Similarly, in 2015 the U.S. said:
The most significant human rights problems included harassment and intimidation of opposition members and supporters and journalists; alleged torture, beating, abuse, and mistreatment of detainees by security forces; and politically motivated trials. Other human rights problems included alleged arbitrary killings; harsh and at times life-threatening prison conditions; arbitrary arrest and detention; detention without charge and lengthy pretrial detention; a weak, overburdened judiciary subject to political influence; infringement on citizens’ privacy rights, including illegal searches; restrictions on freedom of expression, including continued restrictions on print media and the internet, assembly, association, and movement; restrictions on academic freedom; interference in religious affairs.”
Just this year Secretary of State Rex Tillerson asserted that in 2016,
“Security forces used excessive force against protesters throughout the year, killing hundreds and injuring many more. The protests were mainly in Oromia and Amhara regions. At year’s end more than 10,000 persons were believed still to be detained. This included persons detained under the government-declared state of emergency. Many were never brought before a court, provided access to legal counsel, or formally charged with a crime.”
This is all to say that thus far for all intent and purposes the above official statements going back to almost two decades have been “all bark and no bite.” The irony is that since 1998 here in the States we have moved from Clinton to Bush to Obama and now Trump. In Ethiopia, however, the same individuals who wielded political and economic influence in the 1990s continue to do so at the present moment.
But in fairness the future of Ethiopia is up to Ethiopians not a foreign power, nor should it be.
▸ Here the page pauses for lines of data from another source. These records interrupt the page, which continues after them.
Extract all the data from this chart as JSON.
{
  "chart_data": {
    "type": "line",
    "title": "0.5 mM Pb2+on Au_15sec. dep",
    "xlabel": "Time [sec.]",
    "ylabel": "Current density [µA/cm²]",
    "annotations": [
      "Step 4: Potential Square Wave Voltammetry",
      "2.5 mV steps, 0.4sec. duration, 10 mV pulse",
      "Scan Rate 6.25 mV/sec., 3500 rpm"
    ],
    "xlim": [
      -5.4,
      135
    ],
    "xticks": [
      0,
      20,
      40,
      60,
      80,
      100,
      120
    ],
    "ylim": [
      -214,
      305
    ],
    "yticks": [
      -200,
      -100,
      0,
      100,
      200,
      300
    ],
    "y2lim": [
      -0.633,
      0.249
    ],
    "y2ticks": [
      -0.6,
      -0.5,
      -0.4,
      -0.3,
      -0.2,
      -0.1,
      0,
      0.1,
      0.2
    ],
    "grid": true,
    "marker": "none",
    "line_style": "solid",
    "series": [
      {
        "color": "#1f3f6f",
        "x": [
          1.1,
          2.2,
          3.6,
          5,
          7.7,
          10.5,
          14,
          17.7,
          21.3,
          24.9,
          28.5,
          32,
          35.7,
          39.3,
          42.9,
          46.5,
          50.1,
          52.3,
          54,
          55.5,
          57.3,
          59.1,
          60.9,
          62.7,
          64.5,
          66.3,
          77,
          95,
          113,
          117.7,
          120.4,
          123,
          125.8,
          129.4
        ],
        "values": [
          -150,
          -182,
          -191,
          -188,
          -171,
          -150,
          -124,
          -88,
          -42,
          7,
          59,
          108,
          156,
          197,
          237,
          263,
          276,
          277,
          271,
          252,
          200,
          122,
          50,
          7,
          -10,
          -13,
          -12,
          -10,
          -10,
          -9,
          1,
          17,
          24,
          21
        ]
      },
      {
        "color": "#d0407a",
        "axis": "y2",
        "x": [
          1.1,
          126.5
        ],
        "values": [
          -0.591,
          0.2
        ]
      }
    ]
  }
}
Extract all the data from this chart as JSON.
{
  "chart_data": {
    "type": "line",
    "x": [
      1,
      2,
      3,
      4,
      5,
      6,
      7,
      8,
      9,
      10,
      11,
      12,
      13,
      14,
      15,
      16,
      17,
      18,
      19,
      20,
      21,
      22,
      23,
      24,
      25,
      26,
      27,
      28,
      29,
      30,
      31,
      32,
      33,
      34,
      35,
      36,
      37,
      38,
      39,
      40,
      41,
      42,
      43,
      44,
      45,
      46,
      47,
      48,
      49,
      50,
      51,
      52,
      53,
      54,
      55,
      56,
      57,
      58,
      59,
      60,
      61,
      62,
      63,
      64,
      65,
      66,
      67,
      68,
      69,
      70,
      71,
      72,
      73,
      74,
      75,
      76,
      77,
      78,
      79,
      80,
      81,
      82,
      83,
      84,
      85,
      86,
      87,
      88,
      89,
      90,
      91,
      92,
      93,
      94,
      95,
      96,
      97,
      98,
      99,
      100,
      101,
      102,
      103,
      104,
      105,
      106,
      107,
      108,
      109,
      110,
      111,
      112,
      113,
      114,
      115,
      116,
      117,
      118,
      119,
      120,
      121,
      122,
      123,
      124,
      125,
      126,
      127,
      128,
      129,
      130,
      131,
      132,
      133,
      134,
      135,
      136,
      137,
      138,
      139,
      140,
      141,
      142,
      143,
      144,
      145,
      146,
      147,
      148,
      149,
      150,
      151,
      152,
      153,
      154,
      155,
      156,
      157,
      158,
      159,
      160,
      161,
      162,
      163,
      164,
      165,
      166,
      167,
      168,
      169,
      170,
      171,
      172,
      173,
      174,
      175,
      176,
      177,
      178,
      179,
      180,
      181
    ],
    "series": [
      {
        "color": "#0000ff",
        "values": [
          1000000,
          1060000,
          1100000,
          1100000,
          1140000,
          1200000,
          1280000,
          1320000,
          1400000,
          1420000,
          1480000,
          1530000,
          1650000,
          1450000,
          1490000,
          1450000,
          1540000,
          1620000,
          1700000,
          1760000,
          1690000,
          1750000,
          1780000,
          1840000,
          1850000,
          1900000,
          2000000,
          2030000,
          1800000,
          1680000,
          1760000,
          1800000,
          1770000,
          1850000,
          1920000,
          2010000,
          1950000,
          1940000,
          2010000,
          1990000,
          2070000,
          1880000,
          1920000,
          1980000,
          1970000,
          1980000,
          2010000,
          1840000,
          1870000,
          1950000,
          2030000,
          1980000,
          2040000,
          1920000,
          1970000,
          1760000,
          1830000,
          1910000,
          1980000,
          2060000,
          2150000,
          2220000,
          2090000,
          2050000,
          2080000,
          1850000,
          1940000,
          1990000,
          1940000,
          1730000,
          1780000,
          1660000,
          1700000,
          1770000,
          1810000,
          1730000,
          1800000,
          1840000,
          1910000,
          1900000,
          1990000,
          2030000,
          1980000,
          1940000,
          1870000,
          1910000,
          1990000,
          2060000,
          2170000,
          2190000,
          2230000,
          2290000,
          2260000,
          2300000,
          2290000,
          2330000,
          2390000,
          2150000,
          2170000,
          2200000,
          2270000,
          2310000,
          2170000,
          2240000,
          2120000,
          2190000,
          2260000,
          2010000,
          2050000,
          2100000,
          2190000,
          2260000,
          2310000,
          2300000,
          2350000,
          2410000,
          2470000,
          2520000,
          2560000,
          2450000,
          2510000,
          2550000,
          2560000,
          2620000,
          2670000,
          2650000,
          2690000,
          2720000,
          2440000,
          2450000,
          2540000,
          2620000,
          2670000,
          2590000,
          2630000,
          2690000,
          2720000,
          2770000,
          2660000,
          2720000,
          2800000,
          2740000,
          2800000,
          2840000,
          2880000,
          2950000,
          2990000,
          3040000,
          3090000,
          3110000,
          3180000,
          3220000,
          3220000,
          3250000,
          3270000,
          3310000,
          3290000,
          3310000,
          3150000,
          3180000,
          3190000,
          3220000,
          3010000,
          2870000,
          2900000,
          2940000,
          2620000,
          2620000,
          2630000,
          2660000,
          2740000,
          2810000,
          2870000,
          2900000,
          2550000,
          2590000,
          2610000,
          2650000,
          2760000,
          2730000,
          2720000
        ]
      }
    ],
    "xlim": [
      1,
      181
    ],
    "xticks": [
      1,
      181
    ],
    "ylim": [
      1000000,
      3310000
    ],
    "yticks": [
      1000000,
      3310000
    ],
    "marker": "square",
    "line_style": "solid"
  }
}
And as America’s oldest African ally, the Ethiopian government along with the people of Ethiopia and the Ethiopian Diaspora can help shape a constructive dialogue — to facilitate and empower the political space being demanded by a new generation of leaders and pro-Ethiopia opposition voices — while still maintaining the longstanding friendship and the ongoing partnerships between USA and Ethiopia.
By doing so, perhaps, we may manage to accelerate the ever fading dream of witnessing (in our lifetime) a free, peaceful, independent, democratic and united Ethiopia with a prosperous economy that respects the natural human rights of all its citizens.